500 ducks in a cannon net! (Photos by Narca)
This particular banding project started before dawn, when refuge staff baited a levee to attract the ducks, then fired off a cannon net to capture them. We arrived as the biologists, along with a group of students from Arizona State University, were wading in the icy water and quickly retrieving ducks from the net, in an effort to prevent any from drowning. They had caught far more ducks than expected, with perhaps as many as 500 in the single net! Some of those escaped, but by the end of the morning, 432 had been banded.
Rod is ready to open the cage for the next ducks to come.
Ducks retrieved from the net are put into plastic pens to await processing.
Too many ducks were caught to fit into the plastic pens, so the others were put into bags in the back of a pickup truck.
Other methods are often employed to trap ducks, including night-lighting to capture individuals and swim-in traps. Old-time waterfowl banders will generally employ cannon nets over dry land, not water, although no doubt the refuge staff had their reasons for handling it the way they did. The method they used certainly was effective at catching large numbers!
Each method has its pros and cons. One problem with using a net over water is that ducks can become soaked and be unable to fly until they dry off, cormorant-style. Getting that wet is stressful, and the drying ducks are temporarily vulnerable to predators like Coyotes.
Northern Pintail can, however, be wilier than Coyotes. Rod told us of his colleague working with nesting ducks in the prairie pothole region of North Dakota, who watched a Coyote trotting along with a female pintail in his mouth. The Coyote dug a hole and cached his prey, completely burying the duck. Soon after the Coyote left, the dirt started to move, and one bright eye peeked out and looked around. The pintail hen then emerged from the dirt and flew away! She had been playing dead.
A handsome drake Northern Pintail, ready for release
Most of the captured ducks were Northern Pintails, with a number of Green-winged Teal and a handful of Mallards, including this hybrid male Mallard x Mexican Duck. Hybrids of this mix are more often encountered here at the northern edge of the Mexican Duck's range than they are farther south in the bootheel of New Mexico, where green-headed Mallards only rarely breed.
A hybrid Mexican Duck x Mallard shows a gloss of green on his head.
Mexican Ducks are officially considered a subspecies of Mallard, probably based in large part on political ramifications. Hunting programs would be impacted if Mexican Ducks were given full species status, because they would have to be treated as endangered.

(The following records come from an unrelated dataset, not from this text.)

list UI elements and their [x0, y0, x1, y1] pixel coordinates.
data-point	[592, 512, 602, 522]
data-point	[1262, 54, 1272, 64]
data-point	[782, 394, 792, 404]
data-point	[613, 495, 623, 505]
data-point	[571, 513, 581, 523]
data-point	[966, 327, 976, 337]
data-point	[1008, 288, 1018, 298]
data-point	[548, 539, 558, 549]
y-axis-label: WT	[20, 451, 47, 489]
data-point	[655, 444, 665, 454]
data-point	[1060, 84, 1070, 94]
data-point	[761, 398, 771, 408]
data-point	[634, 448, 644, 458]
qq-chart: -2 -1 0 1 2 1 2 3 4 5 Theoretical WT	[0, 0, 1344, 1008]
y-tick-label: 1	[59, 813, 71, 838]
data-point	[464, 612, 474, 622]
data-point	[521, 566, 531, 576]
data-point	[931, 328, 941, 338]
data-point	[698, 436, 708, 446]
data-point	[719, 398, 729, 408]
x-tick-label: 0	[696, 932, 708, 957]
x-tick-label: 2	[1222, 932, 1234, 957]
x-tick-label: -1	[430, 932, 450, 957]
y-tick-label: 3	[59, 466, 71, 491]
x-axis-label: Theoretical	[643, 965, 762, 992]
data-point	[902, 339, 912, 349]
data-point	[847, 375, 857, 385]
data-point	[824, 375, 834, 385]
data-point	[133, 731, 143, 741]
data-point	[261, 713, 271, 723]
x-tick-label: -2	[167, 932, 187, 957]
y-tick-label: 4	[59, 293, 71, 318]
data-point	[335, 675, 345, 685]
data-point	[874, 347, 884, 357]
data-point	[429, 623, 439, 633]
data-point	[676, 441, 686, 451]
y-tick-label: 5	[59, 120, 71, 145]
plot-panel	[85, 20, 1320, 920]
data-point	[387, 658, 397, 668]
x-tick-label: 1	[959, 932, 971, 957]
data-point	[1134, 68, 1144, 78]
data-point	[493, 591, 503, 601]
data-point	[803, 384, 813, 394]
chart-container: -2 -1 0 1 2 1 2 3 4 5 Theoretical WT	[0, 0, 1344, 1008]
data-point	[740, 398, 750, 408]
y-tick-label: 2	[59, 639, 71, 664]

See Richard Webster's assessment of the issue at http://www.azfo.org/journal/mottled_duck.html.
Rod bands a Northern Pintail drake
Rod is an old hand at banding ducks, geese and cranes. He much prefers to do it sitting in a chair, but the staff at Bosque didn't get that fancy in their set-up.
Here's a method of holding a band that is hard to do with songbird bands!
And what questions were answered by this day's banding?
To start with, refuge biologists saw that a few of the ducks were loaded with parasitic worms. The weight of many was lighter than expected, raising some concern about nutrition. But other questions will only be answered down the road, as band returns trickle in, or as birds return in future winters and are recaptured. For example, banding studies can clarify whether the problems in a declining bird population are occurring on the breeding grounds, on the wintering grounds, or in migration. Banders are a patient breed, and the questions that banding studies may eventually answer can't always be anticipated.